How Random is the Result?

Analyze your random data with the ent program from John Walker, the founder of Autodesk and co-author of AutoCAD.

This table shows the results for a 1-megabyte file from each source, collected this way:

# dd if=/dev/name bs=1024 count=1024 

On Linux add the option iflag=fullblock, and on Linux on x86_64 be ready to wait for a long time for the random device. It took several hours to collect one megabyte.

However, see the above discussion of how much random data is really needed. A one-time pad is the only perfectly secure cipher, but it is an enormous bother to use one. If you really care enough to use a one-time pad, then it makes little sense to use a program (including kernel modules) to generate it. To really do randomness correctly, use physics. The Australian National University has built a quantum optics random number generator and you can even download a unique live random number stream from their system.

Source Entropy
bits/byte
Chi-square Serial Correlation
Coefficient
value percentage
Linux x86_64 random 7.999828 250.53 56.73% 0.000640
Linux x86_64 urandom 7.999826 253.41 51.64% 0.002495
Linux ARM random 7.999826 252.74 52.83% -0.000071
Linux ARM urandom 7.999834 242.10 70.94% -0.001153
FreeBSD amd64 random 7.999844 227.11 89.50% -0.001774
OpenBSD amd64 random 7.999835 239.70 74.60% 0.000505
OpenBSD amd64 urandom 7.999822 259.16 41.58% -0.000447
OpenBSD amd64 arandom 7.999822 259.12 41.65% 0.000647
OpenBSD amd64 srandom 7.999823 256.65 45.93% 0.000569
Solaris sun4u sparc random 7.999831 246.24 64.16% -0.000271
Solaris sun4u sparc urandom 7.999847 222.58 92.94% 0.000538
Ideal 8.0 50% 0.0

For deeper details, the October 2013 paper "Security Analysis of Pseudo-Random Number Generators with Input: /dev/random is not Robust", by Yevgeniy Dodis, David Pointcheval, Sylvain Ruhault, Damien Vergnaud, and Daniel Wichs.

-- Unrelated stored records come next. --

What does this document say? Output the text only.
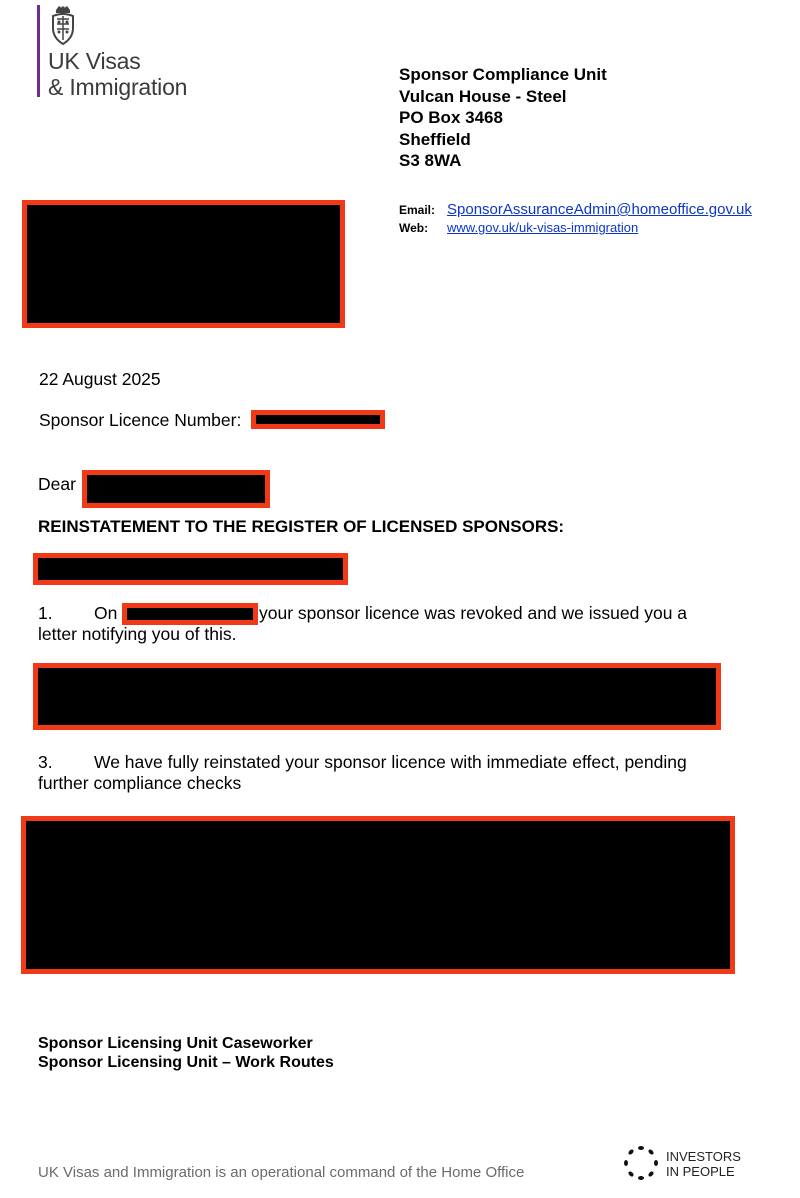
UK Visas
& Immigration	Sponsor Compliance Unit
Vulcan House - Steel
PO Box 3468
Sheffield
S3 8WA
Email: SponsorAssuranceAdmin@homeoffice.gov.uk
Web: www.gov.uk/uk-visas-immigration
22 August 2025
Sponsor Licence Number:
Dear
REINSTATEMENT TO THE REGISTER OF LICENSED SPONSORS:
1. On	your sponsor licence was revoked and we issued you a
letter notifying you of this.
3. We have fully reinstated your sponsor licence with immediate effect, pending
further compliance checks
Sponsor Licensing Unit Caseworker
Sponsor Licensing Unit – Work Routes
UK Visas and Immigration is an operational command of the Home Office
INVESTORS
IN PEOPLE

Its abstract reads:

A pseudo-random number generator (PRNG) is a deterministic algorithm that produces numbers whose distribution is indistinguishable from uniform. A formal security model for PRNGs with input was proposed in 2005 by Barak and Halevi (BH). This model involves an internal state that is refreshed with a (potentially biased) external random source, and a cryptographic function that outputs random numbers from the continually internal state. In this work we extend the BH model to also include a new security property capturing how it should accumulate the entropy of the input data into the internal state after state compromise. This property states that a good PRNG should be able to eventually recover from compromise even if the entropy is injected into the system at a very slow pace, and expresses the real-life expected behavior of existing PRNG designs. Unfortunately, we show that neither the model nor the specific PRNG construction proposed by Barak and Halevi meet this new property, despite meeting a weaker robustness notion introduced by BH. From a practical side, we also give a precise assessment of the security of the two Linux PRNGs, /dev/random and /dev/urandom. In particular, we show several attacks proving that these PRNGs are not robust according to our definition, and do not accumulate entropy properly. These attacks are due to the vulnerabilities of the entropy estimator and the internal mixing function of the Linux PRNGs. These attacks against the Linux PRNG show that it does not satisfy the "robustness" notion of security, but it remains unclear if these attacks lead to actual exploitable vulnerabilities in practice. Finally, we propose a simple and very efficient PRNG construction that is provably robust in our new and stronger adversarial model. We present benchmarks between this construction and the Linux PRNG that show that this construction is on average more efficient when recovering from a compromised internal state and when generating cryptographic keys. We therefore recommend to use this construction whenever a PRNG with input is used for cryptography.